Research Objectives and Researcher Networks in African Climate Change Mitigation & Adaptation

August 23, 2012

Reflections from the summer school, 'Post COP 17: Climate Change and Livelihoods in Africa'

Research objectives and researcher networks in African climate change mitigation and adaptation –

Reflections from the summer school, 'Post COP 17: Climate Change and Livelihoods in Africa'

Niko Humalisto, University of Turku

DocLinkshosted a summer school for PhD candidates in Gaborone, Botswana July 9-15th 2012. The topic of climate change in sub-Saharan Africa is important: extreme weather conditions have become more common in environments that are vulnerable to weather variations. Traditional livelihoods of pastoralism and non-irrigated farming have suffered from intensified droughts and floods. Though being amongst the regions most affected by climate change, Africa's share of global GHG emissions is only 3,7 percent of the world total; even less by using cumulative counting. Therefore, questions related to mitigation of climate change have less importance in Africa than the adaptation, which opens interesting views on the industrial North led discussions of climate change.

How should climate change research be approached in sub-Saharan Africa and what role can the researches of the North have in this, are the questions that I will answer through scrutinizing firstly the relation between science and policy making, and secondly, the relation between scientists and the affected communities.

Entangle with politics!

Global climate negotiations led by the UN have been disappointments for Africans partially because no rigorous mechanisms of climate change mitigation are implemented and the solutions and funding mechanisms for adaptation have been low on the agenda. Additionally, African countries have divided into five different blocks with different agendas, and consequently, Africa's capacity to influence the negotiations has remained small. However, Prof. J. Atlhopheng shared the perspective that the slow movement of negotiations might bring benefits for countries like Botswana, since there are fewer of the complex calculation requirements related to national emissions and also because the solutions created by the North, like biofuels, have created a multitude of risks to livelihoods in the global South.

There is much research to be done in Africa in relation to climate change adaptation and mitigation. Technologies developed in the industrial North cannot be directly applied in South. As an example, the solar cooking systems have not fit into peoples' dining rhythm, the next repair workshop for the cooker might be in another country, and the solar panels easily get stolen. Therefore, the solutions are also sought from indigenous knowledge systems, which seek to discover and apply functional 'forgotten' knowledge into solving problems of the contemporary world. A good example is the seeking of suitable species for cultivation in arid zones, such as the morama bean (Tylosema esculentumeaten), traditionally eaten by the indigenous San people, in order to adapt into the drier climate of the (near) future.

There is a strong push towards research that can either influence the implementation of better national and international policies, or can find suitable solutions, in particular to problems intensified by climate change. I would argue that this marks a differentiation between research orientations of the North and South, since it is not common in Finnish universities, for example, to encourage students to be politically active or to work with the NGO sector to enforce the relevance of the study.

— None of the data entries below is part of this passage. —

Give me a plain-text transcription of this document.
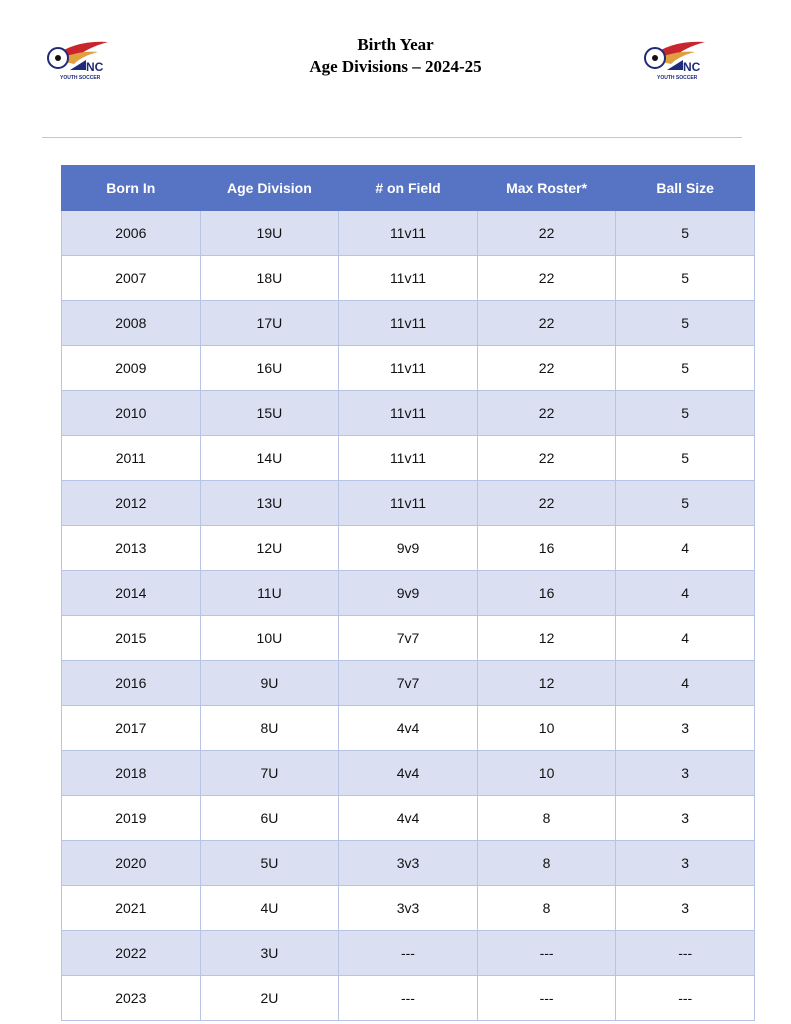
NC
YOUTH SOCCER
Birth Year
Age Divisions – 2024-25	NC
YOUTH SOCCER
Born In	Age Division	# on Field	Max Roster*	Ball Size
2006	19U	11v11	22	5
2007	18U	11v11	22	5
2008	17U	11v11	22	5
2009	16U	11v11	22	5
2010	15U	11v11	22	5
2011	14U	11v11	22	5
2012	13U	11v11	22	5
2013	12U	9v9	16	4
2014	11U	9v9	16	4
2015	10U	7v7	12	4
2016	9U	7v7	12	4
2017	8U	4v4	10	3
2018	7U	4v4	10	3
2019	6U	4v4	8	3
2020	5U	3v3	8	3
2021	4U	3v3	8	3
2022	3U	---	---	---
2023	2U	---	---	---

Entangle with communities!

The two most relevant topics of research related to climate change from Africa's perspective are modeling future scenarios of climate change in Sub-Saharan Africa and working with communities that are expected to be in the most vulnerable positions in order to find mechanisms of adaptation. Due to the close relation with the communities, researchers have to create an atmosphere of trust in order to adapt the research results into community practices, or at least present the results of the research to participating communities. Establishing relationships between communities and researchers is challenging, since communities know how their indigenous knowledge has been used in a way that has not been beneficial for them.This is seen, for example, in the problems related to the seed industry patenting knowledge originating from communities.

Doing research with the communities is just the first step. A majority of research ends up in libraries to dust, and consequently, the valuable information rarely results in mitigation or adaptation to climate change. Therefore, the message given to PhD candidates was clear: 'Turn your research into concrete projects; otherwise, the research results will never have an impact in society'.

Role of North/South research co-operation

In order to be prepared for the future challenges catalysed by climate change, research networks between North and South should be tightened. In order to untie the knots of the COP negotiations, participants need to understand their perspectives better. Still, networking is not a one-size-fits-all solution. African researchers have too often been treated as assistants in the common research projects and the funding has steered the targets of joint research away from the needs of Africa. The problem can be addressed through open dialogue and treating all partners equally. The research of the North have crucial importance not only in providing laboratory and other infrastructural capacities but also in sharing knowledge on how Northern policies and practices affect the global South.